Malgorzata Zgoda, Institute of Physiology and Pathology of Hearing, ul. Zgrupowania AK “Kampinos” 1, 01-943 Warszawa, Poland, e-mail: m.zgoda@ifps.org.pl
Publication date: 2020-04-20
 
J Hear Sci 2012;2(2):70–74
KEYWORDS
ABSTRACT
Background:
Cochlear implant (CI) eligibility criteria have broadened to include individuals with partial deafness (PD), a condition in which prior to implantation a significant amount of low frequency hearing remains. Partial Deafness Treatment (PDT) with cochlear implants, gives the patient the ability to perceive high frequency sounds to complement low frequency acoustic hearing. There is a lack of information concerning the educational status of children after PDT. This study reports the demographics, speech perception abilities, and educational setting of PD children before cochlear implantation and 5 to 7 years later.

Material and Methods:
The study group consisted of 18 children who had undergone cochlear implantation using the round window hearing preservation procedure. The average time of device use in the group was 5.9 years (range 5.1–7.4 years). The average age at implantation was 9.9 years (range 4.1–15.0 years). A retrospective review of patient charts was done. Their previous and current school setting was assessed with a survey distributed to the parents of these children.

Results:
Prior to implantation, 89% of children were being educated in mainstream schools and 11% were attending schools for the deaf and hard of hearing.
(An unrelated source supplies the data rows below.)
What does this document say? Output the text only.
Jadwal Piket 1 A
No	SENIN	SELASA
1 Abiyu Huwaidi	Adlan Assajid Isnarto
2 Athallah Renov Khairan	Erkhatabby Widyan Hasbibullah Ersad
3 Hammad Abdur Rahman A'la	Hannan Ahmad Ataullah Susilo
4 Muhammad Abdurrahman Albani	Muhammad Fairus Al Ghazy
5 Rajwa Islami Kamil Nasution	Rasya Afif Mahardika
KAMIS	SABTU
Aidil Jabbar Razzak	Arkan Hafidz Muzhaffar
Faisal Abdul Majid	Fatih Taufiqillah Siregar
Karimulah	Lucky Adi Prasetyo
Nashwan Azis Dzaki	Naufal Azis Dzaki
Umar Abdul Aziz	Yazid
After 5 to 7 years of implant use, the percentage of children in a mainstream setting was 83% and 17% were in special education.

Conclusions:
Successfully inclusion of hearing impaired children into the mainstream education system is one of the major goals of cochlear implantation. Although the study group was small, it appears that children after PDT, whose speech perception substantially improves after cochlear implantation, may continue their education in a mainstream setting.